The Church cannot approve contraceptive interventions that “either in anticipation of the marital act, or in its accomplishment or in the development of its natural consequences, have the purpose, whether as an end or a means, to render procreation impossible.”
That makes me think that if someone is getting it for excessive bleeding, or some other condition, no problem.

It may be more likely that the Church is upset that Obama is making it easier for their employees to get contraception (the women don't have to pay for it now).
You're right that this will make it cheaper for women. (Just as a barely related side thought, what would this do to Planned Parenthood? It would have to cut into their birth control programs, wouldn't it?)

I agree - this is a valid issue. I think the Obama administration is going to make an honest attempt to deal with this.
That's good news, glad to see it. He's going to be going up against a tough audience, though.

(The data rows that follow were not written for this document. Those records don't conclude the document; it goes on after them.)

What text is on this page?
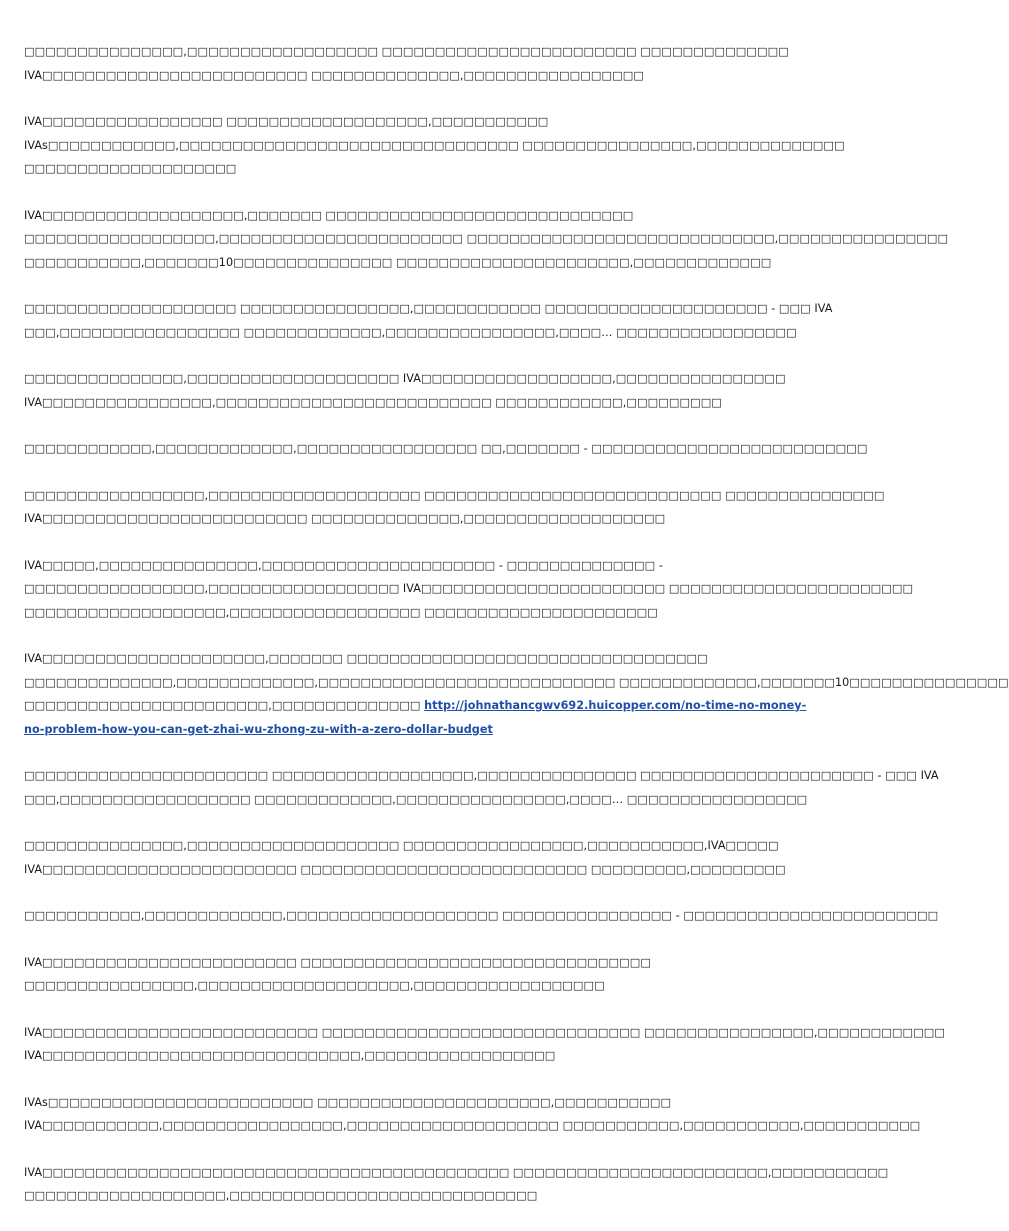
□□□□□□□□□□□□□□□,□□□□□□□□□□□□□□□□□□ □□□□□□□□□□□□□□□□□□□□□□□□ □□□□□□□□□□□□□□
IVA□□□□□□□□□□□□□□□□□□□□□□□□□ □□□□□□□□□□□□□□,□□□□□□□□□□□□□□□□□

IVA□□□□□□□□□□□□□□□□□ □□□□□□□□□□□□□□□□□□□,□□□□□□□□□□□
IVAs□□□□□□□□□□□□,□□□□□□□□□□□□□□□□□□□□□□□□□□□□□□□□ □□□□□□□□□□□□□□□□,□□□□□□□□□□□□□□
□□□□□□□□□□□□□□□□□□□□

IVA□□□□□□□□□□□□□□□□□□□,□□□□□□□ □□□□□□□□□□□□□□□□□□□□□□□□□□□□□
□□□□□□□□□□□□□□□□□□,□□□□□□□□□□□□□□□□□□□□□□□ □□□□□□□□□□□□□□□□□□□□□□□□□□□□□,□□□□□□□□□□□□□□□□
□□□□□□□□□□□,□□□□□□□10□□□□□□□□□□□□□□□ □□□□□□□□□□□□□□□□□□□□□□,□□□□□□□□□□□□□

□□□□□□□□□□□□□□□□□□□□ □□□□□□□□□□□□□□□□,□□□□□□□□□□□□ □□□□□□□□□□□□□□□□□□□□□ - □□□ IVA
□□□,□□□□□□□□□□□□□□□□□ □□□□□□□□□□□□□,□□□□□□□□□□□□□□□□,□□□□… □□□□□□□□□□□□□□□□□

□□□□□□□□□□□□□□□,□□□□□□□□□□□□□□□□□□□□ IVA□□□□□□□□□□□□□□□□□□,□□□□□□□□□□□□□□□□
IVA□□□□□□□□□□□□□□□□,□□□□□□□□□□□□□□□□□□□□□□□□□□ □□□□□□□□□□□□,□□□□□□□□□

□□□□□□□□□□□□,□□□□□□□□□□□□□,□□□□□□□□□□□□□□□□□ □□,□□□□□□□ - □□□□□□□□□□□□□□□□□□□□□□□□□□

□□□□□□□□□□□□□□□□□,□□□□□□□□□□□□□□□□□□□□ □□□□□□□□□□□□□□□□□□□□□□□□□□□□ □□□□□□□□□□□□□□□
IVA□□□□□□□□□□□□□□□□□□□□□□□□□ □□□□□□□□□□□□□□,□□□□□□□□□□□□□□□□□□□

IVA□□□□□,□□□□□□□□□□□□□□□,□□□□□□□□□□□□□□□□□□□□□□ - □□□□□□□□□□□□□□ -
□□□□□□□□□□□□□□□□□,□□□□□□□□□□□□□□□□□□ IVA□□□□□□□□□□□□□□□□□□□□□□□ □□□□□□□□□□□□□□□□□□□□□□□
□□□□□□□□□□□□□□□□□□□,□□□□□□□□□□□□□□□□□□ □□□□□□□□□□□□□□□□□□□□□□

IVA□□□□□□□□□□□□□□□□□□□□□,□□□□□□□ □□□□□□□□□□□□□□□□□□□□□□□□□□□□□□□□□□
□□□□□□□□□□□□□□,□□□□□□□□□□□□□,□□□□□□□□□□□□□□□□□□□□□□□□□□□□ □□□□□□□□□□□□□,□□□□□□□10□□□□□□□□□□□□□□□
□□□□□□□□□□□□□□□□□□□□□□□,□□□□□□□□□□□□□□ http://johnathancgwv692.huicopper.com/no-time-no-money-
no-problem-how-you-can-get-zhai-wu-zhong-zu-with-a-zero-dollar-budget

□□□□□□□□□□□□□□□□□□□□□□□ □□□□□□□□□□□□□□□□□□□,□□□□□□□□□□□□□□□ □□□□□□□□□□□□□□□□□□□□□□ - □□□ IVA
□□□,□□□□□□□□□□□□□□□□□□ □□□□□□□□□□□□□,□□□□□□□□□□□□□□□□,□□□□… □□□□□□□□□□□□□□□□□

□□□□□□□□□□□□□□□,□□□□□□□□□□□□□□□□□□□□ □□□□□□□□□□□□□□□□□,□□□□□□□□□□□,IVA□□□□□
IVA□□□□□□□□□□□□□□□□□□□□□□□□ □□□□□□□□□□□□□□□□□□□□□□□□□□□ □□□□□□□□□,□□□□□□□□□

□□□□□□□□□□□,□□□□□□□□□□□□□,□□□□□□□□□□□□□□□□□□□□ □□□□□□□□□□□□□□□□ - □□□□□□□□□□□□□□□□□□□□□□□□

IVA□□□□□□□□□□□□□□□□□□□□□□□□ □□□□□□□□□□□□□□□□□□□□□□□□□□□□□□□□□
□□□□□□□□□□□□□□□□,□□□□□□□□□□□□□□□□□□□□,□□□□□□□□□□□□□□□□□□

IVA□□□□□□□□□□□□□□□□□□□□□□□□□□ □□□□□□□□□□□□□□□□□□□□□□□□□□□□□□ □□□□□□□□□□□□□□□□,□□□□□□□□□□□□
IVA□□□□□□□□□□□□□□□□□□□□□□□□□□□□□□,□□□□□□□□□□□□□□□□□□

IVAs□□□□□□□□□□□□□□□□□□□□□□□□□ □□□□□□□□□□□□□□□□□□□□□□,□□□□□□□□□□□
IVA□□□□□□□□□□□,□□□□□□□□□□□□□□□□□,□□□□□□□□□□□□□□□□□□□□ □□□□□□□□□□□,□□□□□□□□□□□,□□□□□□□□□□□

IVA□□□□□□□□□□□□□□□□□□□□□□□□□□□□□□□□□□□□□□□□□□□□ □□□□□□□□□□□□□□□□□□□□□□□□,□□□□□□□□□□□
□□□□□□□□□□□□□□□□□□□,□□□□□□□□□□□□□□□□□□□□□□□□□□□□□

How about if the insurance company agrees to separate out premiums received by the Church, and only pulls money out of the non-Church premiums to pay for the contraception? That way, the Church's premiums are not involved at all, and no one has to pay more or less than X.
There might be a solution here, but I'm a little confused. So, all the contraceptives get paid for from non-church money, what happens to the unused money in the church money account? Does it go back to the Church? If it stays with the insurance company, it could be argued that the money is not really separated. It goes into the same pockets as the non-church money. It's not as though the Church money has a mark on it that distinguishes it from non-church money.

I just had a thought. Another problem might be a Church official signing a piece of paper saying that Worker so-and-so is now entitled to free contraceptives. That signing of the insurance policy might be too much for a Churchman to go along with.

I keep getting the feeling that this whole business could have been avoided if the religious community had been consulted about these regs and the solution worked out before everyone had hardened into their positions. What about a separate birth control policy available to anyone but funded and operated entirely outside the Church or it's institutions? There has to be something better than this mess.